Contact the Procurement Advisory Consultants at Source One, we can help set you up with the right procurement metrics unique to your business.
Kate Vitasek isn't a big fan of conventional wisdom.

Supply Chain Managers, she suggests, have exhausted the value of so-called best practices. “It’s a last century concept,” she says, “and it’s encouraged businesses to pursue one-size-fits-all solutions.” To succeed at sourcing across today’s global and dynamic supply chains, Vitasek advocates a new set of priorities. Instead of adhering to accepted best practices, leaders have got to make an effort to identify the true best fit.

Unfortunately, outmoded thinking is still the norm for even many ‘leaders’ within the space.

“When you look at Procurement’s curriculum,” she remarks, “a lot of what’s taught is based on thinking from thirty or forty years ago anchored in transaction-based thinking.”  Transactional approaches – which drive the vast majority of sourcing efforts and define supplier relationships - has its roots all the way back in Adam Smith’s The Wealth of Nations. While that 1776 publication fits perfectly on a first-year economics syllabus, it’s less applicable to the daily concerns of a Supply Chain professional looking to adapt and innovate.

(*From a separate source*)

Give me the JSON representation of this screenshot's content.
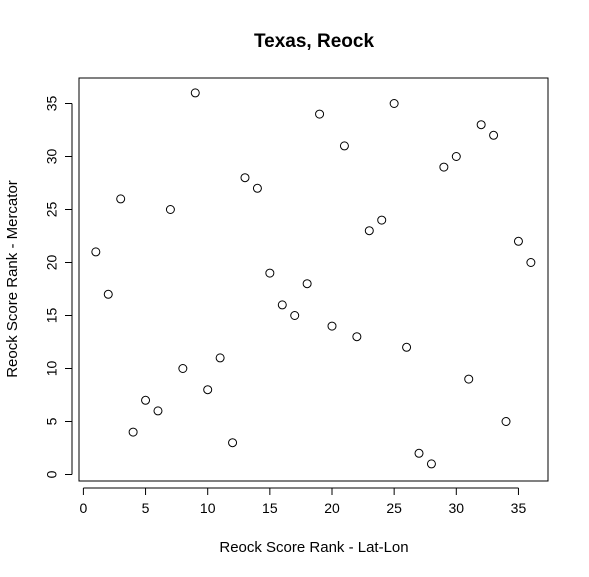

Vitasek doesn’t object to the invisible hand or the Kraljic Matrix simply because they’re old concepts. Rather, she rejects the style of supplier engagement they encourage. By placing an emphasis on power, they’ve perpetuated the (mistaken) idea that to integrate with a supplier is to become disempowered. In reality, “a well structured contract that aligns the interest of a buyer and supplier can be highly motivating for the supplier to make investments in innovation and drive incredible value creation for both parties. The trick is designing the agreement to be fit for purpose versus trying to employ conventional transactional and power-based risk-shifting contracts.”

Alongside researchers at the University of Tennessee, Vitasek has outlined a continuum of seven business models for supplier engagement. With purely transactional agreements on one side and Equity Partnerships on the other, it provides a starting point for professionals looking to build strategic partnerships. Most importantly, it challenges them to look beyond negotiations and distinguish themselves as architects for sustainable, adaptable agreements.

Next week, she’ll discuss these sourcing models and advocate for a more collaborative, outcome-focused approach to supplier engagement at ISM2019.

“My focus,” she says, “is strategic sourcing in the new economy.” She defines this new economy as nimble, flexible, global, and altogether unpredictable. It’s created a world where Supply Chain managers have a lot to worry about, but it also presents an exciting opportunity for leaders who are willing to unlearn their bad habits.

Vitasek acknowledges that a new way of building business relationships is often a hard sell. She elaborates, “If you’ve learned to view leverage as your most valuable asset, you’re not likely to abandon that idea.” That’s part of why she says she is on a 20-year plan. Instead of asking businesses to change overnight, she encourages a gradual process to help organizations make the necessary paradigm shift.

Incoming generations give her hope, however, that smooth transitions will soon become the norm. She suggests that young professionals are entering the workforce with an emotional intelligence and collaborative spirit that’s not always easily taught. They’re natively equipped to walk the walk when it comes to reaching win-win agreements and developing new, more inclusive definitions of value.

Change will only grow more imperative as supply chains grow more expansive and technology grows more robust. Still, Vitasek reflects, “Change is hard.” For many, even a highly compelling case study won’t inspire the necessary action. She advises these skeptics to run pilot tests of their own. They might also consider attending her presentation on Day 2 of ISM2019.